AIG in its briefs argues that reading an exception for government-authorized emissions into the pollution exclusion is inconsistent with the policy language and the Illinois high court’s decision in Koloms.

Zurich American Insurance Co. in an amicus brief likewise argued that “the meaning of pollution exclusions should not vary with the ebbs and flows of the regulatory environment.”

“The words comprising National Union’s pollution exclusion should be accorded the same meanings now as they had in 1983 and 1984, when National Union issued its policies to Griffith,” Zurich said. “Without such certainty, contracting parties could never be sure of what they are bargaining for.”

Commercial policyholders seeking to offset their risk can and should purchase stand-alone claims-made pollution liability coverage rather than seeking coverage where there isn’t any, Zurich added.

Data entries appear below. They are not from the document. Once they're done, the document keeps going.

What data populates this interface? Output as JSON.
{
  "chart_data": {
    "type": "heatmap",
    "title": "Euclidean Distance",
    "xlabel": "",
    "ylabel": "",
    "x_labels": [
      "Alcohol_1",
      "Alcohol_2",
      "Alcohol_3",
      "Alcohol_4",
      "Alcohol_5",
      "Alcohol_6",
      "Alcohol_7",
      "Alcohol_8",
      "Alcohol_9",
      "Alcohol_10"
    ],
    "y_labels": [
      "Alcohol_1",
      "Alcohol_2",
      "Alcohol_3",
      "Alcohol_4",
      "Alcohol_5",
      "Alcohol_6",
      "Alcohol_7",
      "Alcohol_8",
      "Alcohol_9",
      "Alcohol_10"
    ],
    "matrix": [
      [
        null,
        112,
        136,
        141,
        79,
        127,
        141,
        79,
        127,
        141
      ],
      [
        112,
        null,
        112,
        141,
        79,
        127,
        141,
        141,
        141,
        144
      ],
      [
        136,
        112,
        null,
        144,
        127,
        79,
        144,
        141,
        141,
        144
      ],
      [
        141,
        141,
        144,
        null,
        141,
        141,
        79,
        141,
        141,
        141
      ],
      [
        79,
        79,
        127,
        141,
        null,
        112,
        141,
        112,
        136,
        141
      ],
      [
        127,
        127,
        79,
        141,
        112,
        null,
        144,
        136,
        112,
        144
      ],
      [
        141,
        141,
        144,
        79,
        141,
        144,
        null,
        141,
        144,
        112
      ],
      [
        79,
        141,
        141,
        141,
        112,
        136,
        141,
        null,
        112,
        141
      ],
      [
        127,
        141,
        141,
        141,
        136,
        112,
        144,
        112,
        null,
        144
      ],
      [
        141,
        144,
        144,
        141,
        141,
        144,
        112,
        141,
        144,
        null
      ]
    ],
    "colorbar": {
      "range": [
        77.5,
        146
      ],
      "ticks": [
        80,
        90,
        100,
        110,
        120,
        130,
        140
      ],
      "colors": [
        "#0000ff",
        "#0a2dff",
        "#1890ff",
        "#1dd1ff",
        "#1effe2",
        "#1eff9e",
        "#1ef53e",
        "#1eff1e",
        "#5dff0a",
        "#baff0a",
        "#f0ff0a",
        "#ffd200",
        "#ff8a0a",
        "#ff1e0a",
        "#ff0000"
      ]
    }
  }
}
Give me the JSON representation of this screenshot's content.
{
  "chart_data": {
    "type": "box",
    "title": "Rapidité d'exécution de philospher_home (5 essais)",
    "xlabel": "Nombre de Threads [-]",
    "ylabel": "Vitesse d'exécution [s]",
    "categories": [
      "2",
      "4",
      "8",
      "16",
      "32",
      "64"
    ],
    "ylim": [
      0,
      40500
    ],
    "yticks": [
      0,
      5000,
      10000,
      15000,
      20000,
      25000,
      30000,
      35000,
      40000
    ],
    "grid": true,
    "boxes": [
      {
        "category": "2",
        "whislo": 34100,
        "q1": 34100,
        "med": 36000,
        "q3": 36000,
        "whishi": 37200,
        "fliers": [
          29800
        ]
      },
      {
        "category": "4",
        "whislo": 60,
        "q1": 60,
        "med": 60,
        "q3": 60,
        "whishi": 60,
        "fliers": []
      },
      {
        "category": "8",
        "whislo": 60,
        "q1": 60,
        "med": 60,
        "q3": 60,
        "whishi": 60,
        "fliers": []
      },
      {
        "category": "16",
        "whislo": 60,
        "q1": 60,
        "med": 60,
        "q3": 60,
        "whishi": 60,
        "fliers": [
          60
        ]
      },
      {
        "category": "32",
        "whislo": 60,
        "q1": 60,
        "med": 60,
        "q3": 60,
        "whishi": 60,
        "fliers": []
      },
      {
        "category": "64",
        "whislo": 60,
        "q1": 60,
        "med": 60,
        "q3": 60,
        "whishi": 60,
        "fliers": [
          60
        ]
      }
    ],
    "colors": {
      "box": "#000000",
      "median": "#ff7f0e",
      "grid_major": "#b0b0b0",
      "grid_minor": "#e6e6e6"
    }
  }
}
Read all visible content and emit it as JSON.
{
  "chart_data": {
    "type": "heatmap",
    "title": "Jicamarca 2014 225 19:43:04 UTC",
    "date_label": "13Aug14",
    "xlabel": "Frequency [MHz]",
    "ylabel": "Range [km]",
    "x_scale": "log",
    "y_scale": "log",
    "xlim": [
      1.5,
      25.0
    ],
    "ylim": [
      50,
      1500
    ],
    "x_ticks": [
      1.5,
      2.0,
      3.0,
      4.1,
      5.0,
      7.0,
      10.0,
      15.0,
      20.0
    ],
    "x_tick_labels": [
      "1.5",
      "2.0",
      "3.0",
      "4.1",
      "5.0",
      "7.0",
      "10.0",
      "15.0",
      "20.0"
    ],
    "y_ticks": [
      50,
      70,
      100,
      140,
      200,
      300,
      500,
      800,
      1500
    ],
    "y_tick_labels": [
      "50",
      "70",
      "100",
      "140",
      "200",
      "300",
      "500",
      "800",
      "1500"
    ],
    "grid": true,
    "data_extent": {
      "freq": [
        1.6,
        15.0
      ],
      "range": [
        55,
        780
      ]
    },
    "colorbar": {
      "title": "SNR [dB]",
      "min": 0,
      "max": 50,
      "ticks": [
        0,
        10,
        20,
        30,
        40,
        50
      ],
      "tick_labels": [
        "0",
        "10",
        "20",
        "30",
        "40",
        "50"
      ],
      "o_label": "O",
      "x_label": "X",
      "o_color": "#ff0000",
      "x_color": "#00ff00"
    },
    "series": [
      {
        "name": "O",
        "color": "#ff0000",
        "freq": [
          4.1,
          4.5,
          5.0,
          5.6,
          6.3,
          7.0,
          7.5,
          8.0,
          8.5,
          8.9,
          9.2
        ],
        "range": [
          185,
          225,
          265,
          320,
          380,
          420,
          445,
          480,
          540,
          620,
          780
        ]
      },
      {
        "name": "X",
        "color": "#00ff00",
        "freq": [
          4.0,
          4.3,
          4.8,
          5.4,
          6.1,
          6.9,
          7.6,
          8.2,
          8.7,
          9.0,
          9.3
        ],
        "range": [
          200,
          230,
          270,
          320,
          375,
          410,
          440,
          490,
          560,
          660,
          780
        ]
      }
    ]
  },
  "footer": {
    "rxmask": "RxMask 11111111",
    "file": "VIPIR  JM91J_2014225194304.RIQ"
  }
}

Insurance industry groups—including the American Property Casualty Insurance Association and the Complex Insurance Claims Litigation Association—in a separate amicus brief argued that the pollution exclusion precluded coverage for the underlying claims regardless of whether the emissions were permitted, because coverage doesn’t depend on whether a regulator deems certain conduct permissible, unless that’s explicitly stated in the policy.

“While maintaining permissible emission levels may establish that an insured was not negligent or liable in the underlying case, that is a different question from what risks were transferred (and paid for with premium) under a private insurance contract,” the insurance industry groups’ brief said. “CGL insurers may choose to exclude a host of risks, regardless of the legality of the insured’s conduct.”

Donohue Brown Smyth LLC and Perkins Coie LLP represent Griffith. Latham & Watkins LLP; Calfee, Halter & Griswold LLP; and Neal, Gerber & Eisenberg LLP represent Sterigenics. Gibson, Dunn & Crutcher LLP and Illinois attorney Michael T. Reagan represent AIG. Skarzynski Marick & Black LLP represents Zurich. Amundsen Davis LLC represents the insurance industry groups.

The case is Griffith Foods Int’l Inc. v. Nat’l Union Fire Ins. Co. of Pittsburgh, Pa., Ill., No. 131710, oral arguments scheduled 11/18/25.